A new systematic review published in the Sleep Medicine Reviews journal looked at how living with  Inflammatory Bowel Disease (IBD), either Crohn’s disease or ulcerative colitis, impacted people’s sleep quality. Sleep quality, according to the researchers, “refers to a collection of subjective and objective sleep measures integrating aspects of sleep satisfaction, sleep initiation, sleep maintenance, and sleep quantity.”

42 studies were included in this review. The researchers found in the studies reviewed, 92 percent of patients with IBD had poor sleep quality, versus 88 percent of patients who did not have IBD in the control group. There was not a significant difference between sleep quality in people who have Crohn’s disease versus people who have ulcerative colitis. People with active IBD symptoms reported having more issues with sleep than people with inactive IBD symptoms.
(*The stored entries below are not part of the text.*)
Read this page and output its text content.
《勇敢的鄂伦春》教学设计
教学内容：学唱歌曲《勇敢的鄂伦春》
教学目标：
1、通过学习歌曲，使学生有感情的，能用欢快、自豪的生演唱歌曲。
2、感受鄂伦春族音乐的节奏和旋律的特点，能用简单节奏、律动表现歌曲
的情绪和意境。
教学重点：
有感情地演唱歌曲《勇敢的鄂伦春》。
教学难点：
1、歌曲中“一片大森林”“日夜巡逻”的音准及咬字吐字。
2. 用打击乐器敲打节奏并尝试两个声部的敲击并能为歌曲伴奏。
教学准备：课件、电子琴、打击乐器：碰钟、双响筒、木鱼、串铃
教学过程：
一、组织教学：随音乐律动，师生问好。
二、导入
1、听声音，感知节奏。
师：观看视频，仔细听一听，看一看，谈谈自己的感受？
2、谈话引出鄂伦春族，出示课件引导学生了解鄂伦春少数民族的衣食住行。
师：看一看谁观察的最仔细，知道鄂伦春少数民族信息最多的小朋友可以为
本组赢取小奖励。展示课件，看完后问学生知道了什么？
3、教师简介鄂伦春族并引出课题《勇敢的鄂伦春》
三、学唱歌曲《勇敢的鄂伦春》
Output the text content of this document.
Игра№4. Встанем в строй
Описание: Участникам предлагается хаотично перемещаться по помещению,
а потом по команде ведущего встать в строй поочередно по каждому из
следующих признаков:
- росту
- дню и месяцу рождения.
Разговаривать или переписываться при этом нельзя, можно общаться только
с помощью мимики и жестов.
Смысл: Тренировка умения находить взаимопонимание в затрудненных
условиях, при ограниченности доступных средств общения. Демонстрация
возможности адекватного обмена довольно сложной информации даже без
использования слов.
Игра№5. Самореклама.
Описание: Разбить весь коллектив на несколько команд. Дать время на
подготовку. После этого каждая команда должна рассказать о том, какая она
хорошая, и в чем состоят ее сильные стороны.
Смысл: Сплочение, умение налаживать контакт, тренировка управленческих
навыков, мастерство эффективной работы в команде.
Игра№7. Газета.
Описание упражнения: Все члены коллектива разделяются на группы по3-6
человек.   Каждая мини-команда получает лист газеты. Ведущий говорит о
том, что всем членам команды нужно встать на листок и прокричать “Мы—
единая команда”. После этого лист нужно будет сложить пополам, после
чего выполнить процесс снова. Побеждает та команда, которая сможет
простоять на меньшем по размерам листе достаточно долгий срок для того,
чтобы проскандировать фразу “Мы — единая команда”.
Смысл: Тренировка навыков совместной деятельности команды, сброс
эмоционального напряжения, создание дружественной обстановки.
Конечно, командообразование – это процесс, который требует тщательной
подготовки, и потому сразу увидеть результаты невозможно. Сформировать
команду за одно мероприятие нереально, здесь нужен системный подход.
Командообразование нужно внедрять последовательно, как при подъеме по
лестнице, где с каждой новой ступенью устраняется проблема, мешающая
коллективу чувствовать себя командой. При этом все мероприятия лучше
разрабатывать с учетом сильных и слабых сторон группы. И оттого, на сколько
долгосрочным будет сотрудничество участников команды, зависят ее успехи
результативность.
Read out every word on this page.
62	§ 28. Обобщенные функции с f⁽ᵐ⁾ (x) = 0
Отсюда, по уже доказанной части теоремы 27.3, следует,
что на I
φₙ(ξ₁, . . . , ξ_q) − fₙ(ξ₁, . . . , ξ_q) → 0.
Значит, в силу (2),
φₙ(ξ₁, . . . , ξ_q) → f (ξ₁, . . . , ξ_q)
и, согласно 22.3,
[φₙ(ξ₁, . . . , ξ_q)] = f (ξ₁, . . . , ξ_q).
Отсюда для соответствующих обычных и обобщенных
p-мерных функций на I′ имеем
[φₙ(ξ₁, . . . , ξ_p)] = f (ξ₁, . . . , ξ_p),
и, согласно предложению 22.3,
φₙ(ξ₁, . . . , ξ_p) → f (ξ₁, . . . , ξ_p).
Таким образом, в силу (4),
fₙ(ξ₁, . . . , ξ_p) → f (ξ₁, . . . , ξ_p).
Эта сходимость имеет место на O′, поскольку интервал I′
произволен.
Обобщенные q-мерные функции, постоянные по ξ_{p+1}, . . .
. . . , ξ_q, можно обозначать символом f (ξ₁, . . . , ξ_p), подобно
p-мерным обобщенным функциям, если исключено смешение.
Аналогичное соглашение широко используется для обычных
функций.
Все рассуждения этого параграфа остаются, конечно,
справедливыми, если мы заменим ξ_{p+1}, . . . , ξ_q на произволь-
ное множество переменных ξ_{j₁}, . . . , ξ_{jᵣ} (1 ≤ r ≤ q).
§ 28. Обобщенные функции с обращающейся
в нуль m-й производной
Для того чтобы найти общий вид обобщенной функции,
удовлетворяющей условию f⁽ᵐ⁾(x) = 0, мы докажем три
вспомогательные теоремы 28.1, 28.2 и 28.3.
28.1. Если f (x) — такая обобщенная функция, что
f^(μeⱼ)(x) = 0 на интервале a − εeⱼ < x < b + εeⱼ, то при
From the results of this review, insomnia and poor sleep quality could be seen as comorbidities of IBD. “In this meta-analysis we gathered evidence for moderate to large impairments in subjective sleep quality measures in individuals with IBD,” the researchers wrote. “Importantly, due to the cross-sectional nature of the included studies, we cannot draw any conclusions on the directionality of the relationship between sleep quality and IBD.”

Some reasons why people with IBD may experience poor sleep quality include the following, according to Crohn’s & Colitis UK:

  • Chronic pain
  • Bloating
  • Needing to use the toilet
  • Needing to drink water at night
  • Anxiety

Previous research has highlighted how insomnia can negatively impact Crohn’s disease, a form of IBD. An August 2020 study published in the Inflammatory Bowel Diseases journal found that poor sleep quality in Crohn’s disease is associated with worsened disease activity and increased risk of hospitalization. “Addressing sleep quality may be an opportunity to improve not only quality of life but also clinical outcomes,” the researchers of the August 2020 study wrote.